Titus was not a well man. the years of strain had almost broken him, yet he had recovered somewhat, especially in the arms of his wife. He never fathered a child, however, and so in 85 AD he nominated Domitian as his heir and made him co-Emperor. Domitian said that he desired military experience, and in an effort to gain support in the army, befriended Marcus Trajanus, a loyal and gifted general. Domitian was placed in command of the Danube frontier, and he ordered Trajan to lead two legions to the Danube for a war with Dacia. They both prepared through 86 AD, and a crossing would have been made had not Titus died on 21st October 85 AD.

Titus’s death was universally mourned. He had seen Rome through three natural disasters and a political scandal unseen since the days of the Claudians. Domitian returned to Rome and there oversaw the burial of his beloved brother. Ignored by his father, Domitian had been brought closer to his brother by politics and disaster. Some said that this was the purpose of the two years of disaster- to test the two brothers and prepare Domitian for the Imperial Purple.

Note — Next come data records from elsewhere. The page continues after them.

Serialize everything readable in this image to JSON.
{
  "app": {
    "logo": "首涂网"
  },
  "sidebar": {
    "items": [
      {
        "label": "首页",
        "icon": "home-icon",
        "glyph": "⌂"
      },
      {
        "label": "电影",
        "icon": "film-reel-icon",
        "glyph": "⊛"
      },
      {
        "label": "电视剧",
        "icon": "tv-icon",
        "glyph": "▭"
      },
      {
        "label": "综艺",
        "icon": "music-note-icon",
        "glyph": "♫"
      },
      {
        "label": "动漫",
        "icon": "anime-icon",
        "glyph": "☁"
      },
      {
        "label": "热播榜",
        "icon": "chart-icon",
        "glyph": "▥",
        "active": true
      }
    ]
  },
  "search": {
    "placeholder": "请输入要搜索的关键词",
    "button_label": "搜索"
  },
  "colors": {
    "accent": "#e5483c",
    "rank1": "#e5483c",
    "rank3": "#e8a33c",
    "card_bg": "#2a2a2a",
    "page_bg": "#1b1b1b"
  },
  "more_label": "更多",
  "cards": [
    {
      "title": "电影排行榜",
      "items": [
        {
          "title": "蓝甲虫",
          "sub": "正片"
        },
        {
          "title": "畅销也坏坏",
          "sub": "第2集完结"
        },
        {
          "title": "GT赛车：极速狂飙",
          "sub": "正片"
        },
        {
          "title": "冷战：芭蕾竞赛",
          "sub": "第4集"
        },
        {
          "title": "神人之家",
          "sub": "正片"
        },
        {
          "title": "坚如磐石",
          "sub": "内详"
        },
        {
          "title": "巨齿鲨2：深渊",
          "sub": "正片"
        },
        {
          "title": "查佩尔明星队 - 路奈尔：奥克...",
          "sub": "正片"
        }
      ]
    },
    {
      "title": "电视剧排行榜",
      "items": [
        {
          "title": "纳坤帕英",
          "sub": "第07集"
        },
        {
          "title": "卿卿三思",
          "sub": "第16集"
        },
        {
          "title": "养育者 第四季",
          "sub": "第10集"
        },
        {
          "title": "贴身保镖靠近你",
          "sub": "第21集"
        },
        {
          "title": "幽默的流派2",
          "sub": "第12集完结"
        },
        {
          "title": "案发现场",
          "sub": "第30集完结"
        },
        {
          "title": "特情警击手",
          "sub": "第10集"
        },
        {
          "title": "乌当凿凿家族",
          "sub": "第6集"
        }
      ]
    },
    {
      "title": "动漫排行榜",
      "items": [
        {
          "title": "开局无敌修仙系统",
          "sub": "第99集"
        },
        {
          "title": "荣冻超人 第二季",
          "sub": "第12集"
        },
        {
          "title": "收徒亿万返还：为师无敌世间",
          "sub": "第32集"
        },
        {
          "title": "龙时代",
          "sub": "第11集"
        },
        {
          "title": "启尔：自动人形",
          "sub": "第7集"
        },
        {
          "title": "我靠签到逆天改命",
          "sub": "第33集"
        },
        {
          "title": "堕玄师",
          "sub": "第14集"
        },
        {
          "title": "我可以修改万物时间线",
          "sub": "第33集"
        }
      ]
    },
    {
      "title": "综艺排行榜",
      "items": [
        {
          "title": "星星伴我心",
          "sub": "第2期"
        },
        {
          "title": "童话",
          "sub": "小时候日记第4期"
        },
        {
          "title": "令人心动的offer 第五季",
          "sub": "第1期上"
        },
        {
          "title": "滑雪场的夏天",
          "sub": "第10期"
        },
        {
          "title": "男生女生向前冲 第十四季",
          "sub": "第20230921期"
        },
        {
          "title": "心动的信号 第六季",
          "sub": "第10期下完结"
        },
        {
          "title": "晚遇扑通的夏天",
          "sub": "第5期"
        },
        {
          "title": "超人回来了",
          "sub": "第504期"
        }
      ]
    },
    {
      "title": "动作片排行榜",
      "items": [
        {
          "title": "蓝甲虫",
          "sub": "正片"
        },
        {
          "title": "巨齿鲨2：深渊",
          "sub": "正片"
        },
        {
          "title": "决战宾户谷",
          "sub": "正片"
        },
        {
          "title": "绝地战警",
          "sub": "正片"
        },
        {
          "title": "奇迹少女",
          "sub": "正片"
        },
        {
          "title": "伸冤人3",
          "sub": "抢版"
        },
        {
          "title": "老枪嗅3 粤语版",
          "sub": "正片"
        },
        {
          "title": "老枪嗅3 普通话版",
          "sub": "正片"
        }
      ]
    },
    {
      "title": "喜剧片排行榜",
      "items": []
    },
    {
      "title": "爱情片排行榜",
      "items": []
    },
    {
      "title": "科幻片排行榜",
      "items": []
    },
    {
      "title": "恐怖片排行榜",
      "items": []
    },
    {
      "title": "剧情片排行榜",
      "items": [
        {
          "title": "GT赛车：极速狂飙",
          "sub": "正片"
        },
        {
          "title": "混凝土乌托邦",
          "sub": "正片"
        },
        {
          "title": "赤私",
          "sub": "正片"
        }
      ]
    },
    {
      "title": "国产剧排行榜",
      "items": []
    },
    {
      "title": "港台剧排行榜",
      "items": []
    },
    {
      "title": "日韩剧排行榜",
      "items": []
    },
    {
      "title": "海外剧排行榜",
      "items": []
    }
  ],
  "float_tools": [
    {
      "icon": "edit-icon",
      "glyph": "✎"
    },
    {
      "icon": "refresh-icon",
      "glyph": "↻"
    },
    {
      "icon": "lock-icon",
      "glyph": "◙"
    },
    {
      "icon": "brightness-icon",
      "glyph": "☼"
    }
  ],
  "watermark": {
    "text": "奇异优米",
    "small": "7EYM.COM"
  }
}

Titus was deified by a unanimous Senatorial vote and he was entombed in an enormous mausoleum between Ostia and Rome. Domitian stayed in Rome for two months to secure his place in the Roman hierarchy before returning to the Danube for a new war of conquest.
 
Interesting. I agree that Domitian (and, for that matter, Caracalla) have gotten short shrifts by history because of their short reigns, so this looks promising.
 
Thanks all- you'd think I'd get more comments after killing half of Rome, putting the Senate on trial for treason and making Domitian an effective absolute ruler. Any more comments?
Try and update ASAP. Busy these days though :(
 
Saepe Fidelis

Interesting developments. In the short term you have a continuation of dynastic rule, especially if Domitian produces heirs. Which probably removed, or at least delays the period of best Roman rule, by the adoptive emperors. Although could still happen, if Domitian doesn't marry and possibly Trajan, or another leader, takes over.

In the longer term the big butterfly will be the failure of Christianity, at least your hinted at that. Could still emerge at a later stage or another monotheistic religion becoming dominant.